At a micro-level, ZEP holders have contributed towards South Africa’s socioeconomic wellbeing and prosperity in an open and lawful manner.
But from June 30, many will lose their livelihoods and homes, as well as access to banking services and pension funds.
Their children and spouses will no longer have unrestricted access to schooling, social services and medical care.
Already, Operation Dudula, an anti-migration vigilante group, has been preventing undocumented African migrants from entering public health facilities in Johannesburg, a severe and inhumane transgression that could result in many preventable illnesses and deaths.
So keeping the special exemption going should be a social and economic imperative for all who live in South Africa.
Without a legal status, many ZEP holders will likely continue to live and work in South Africa, but as undocumented people – much like they did before the special exemption came into effect in April 2009.
In that case, a sizeable number of the 178,421 ZEP holders would not be able to pay tax – a development that will undoubtedly lead to a reduction in the revenues collected by South Africa’s tax authorities.
Furthermore, with time, thousands might choose to apply for asylum seeker permits, thus piling additional pressure on the home ministry’s limited resources – one of the foremost reasons why the special exemption was created in the first place.

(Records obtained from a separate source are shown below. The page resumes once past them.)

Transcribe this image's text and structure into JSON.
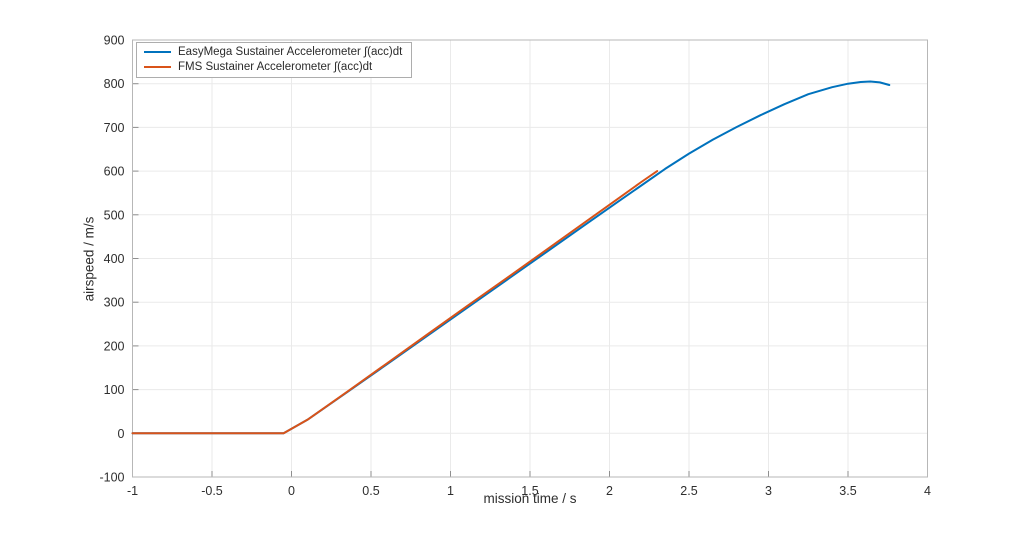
{
  "figure": {
    "background": "#ffffff"
  },
  "chart_data": {
    "type": "line",
    "title": "",
    "xlabel": "mission time / s",
    "ylabel": "airspeed / m/s",
    "xlim": [
      -1,
      4
    ],
    "ylim": [
      -100,
      900
    ],
    "xtick_labels": [
      "-1",
      "-0.5",
      "0",
      "0.5",
      "1",
      "1.5",
      "2",
      "2.5",
      "3",
      "3.5",
      "4"
    ],
    "xtick_values": [
      -1,
      -0.5,
      0,
      0.5,
      1,
      1.5,
      2,
      2.5,
      3,
      3.5,
      4
    ],
    "ytick_labels": [
      "-100",
      "0",
      "100",
      "200",
      "300",
      "400",
      "500",
      "600",
      "700",
      "800",
      "900"
    ],
    "ytick_values": [
      -100,
      0,
      100,
      200,
      300,
      400,
      500,
      600,
      700,
      800,
      900
    ],
    "grid": true,
    "legend_position": "top-left",
    "colors": {
      "frame": "#b7b7b7",
      "grid": "#eaeaea",
      "tick": "#8f8f8f",
      "text": "#2e2e2e"
    },
    "series": [
      {
        "name": "EasyMega Sustainer Accelerometer ∫(acc)dt",
        "color": "#0072BD",
        "points": [
          [
            -1,
            0
          ],
          [
            -0.6,
            0
          ],
          [
            -0.3,
            0
          ],
          [
            -0.05,
            0
          ],
          [
            0.1,
            31
          ],
          [
            0.35,
            94
          ],
          [
            0.6,
            158
          ],
          [
            0.85,
            222
          ],
          [
            1.1,
            286
          ],
          [
            1.35,
            350
          ],
          [
            1.6,
            414
          ],
          [
            1.85,
            478
          ],
          [
            2.05,
            529
          ],
          [
            2.2,
            567
          ],
          [
            2.35,
            605
          ],
          [
            2.5,
            640
          ],
          [
            2.65,
            672
          ],
          [
            2.8,
            701
          ],
          [
            2.95,
            728
          ],
          [
            3.1,
            753
          ],
          [
            3.25,
            776
          ],
          [
            3.4,
            792
          ],
          [
            3.5,
            800
          ],
          [
            3.58,
            804
          ],
          [
            3.64,
            805
          ],
          [
            3.7,
            803
          ],
          [
            3.76,
            797
          ]
        ]
      },
      {
        "name": "FMS Sustainer Accelerometer ∫(acc)dt",
        "color": "#D95319",
        "points": [
          [
            -1,
            0
          ],
          [
            -0.6,
            0
          ],
          [
            -0.3,
            0
          ],
          [
            -0.05,
            0
          ],
          [
            0.1,
            31
          ],
          [
            0.35,
            95
          ],
          [
            0.6,
            160
          ],
          [
            0.85,
            225
          ],
          [
            1.1,
            290
          ],
          [
            1.35,
            354
          ],
          [
            1.6,
            419
          ],
          [
            1.85,
            484
          ],
          [
            2.05,
            536
          ],
          [
            2.2,
            575
          ],
          [
            2.3,
            600
          ]
        ]
      }
    ]
  }
}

Sure, the naysayers will argue that South Africa has its own pressing socioeconomic problems to tackle – like widespread poverty and high unemployment – so it should not accommodate foreigners from Zimbabwe.
But after 14 years, ZEP holders can no longer be classified as outsiders – they are dynamic, hardworking and assimilated tax-paying residents who deserve to stay.
The preamble of the constitution says, “South Africa belongs to all who live in it” – which includes Zimbabweans and other migrants.
South Africa has always demonstrated strong and enterprising leadership in human rights-related matters. It is high time for it to live up to its reputation as a human rights leader in the region and create a viable, long-term status for ZEP holders.
The views expressed in this article are the author’s own and do not necessarily reflect Al Jazeera’s editorial stance.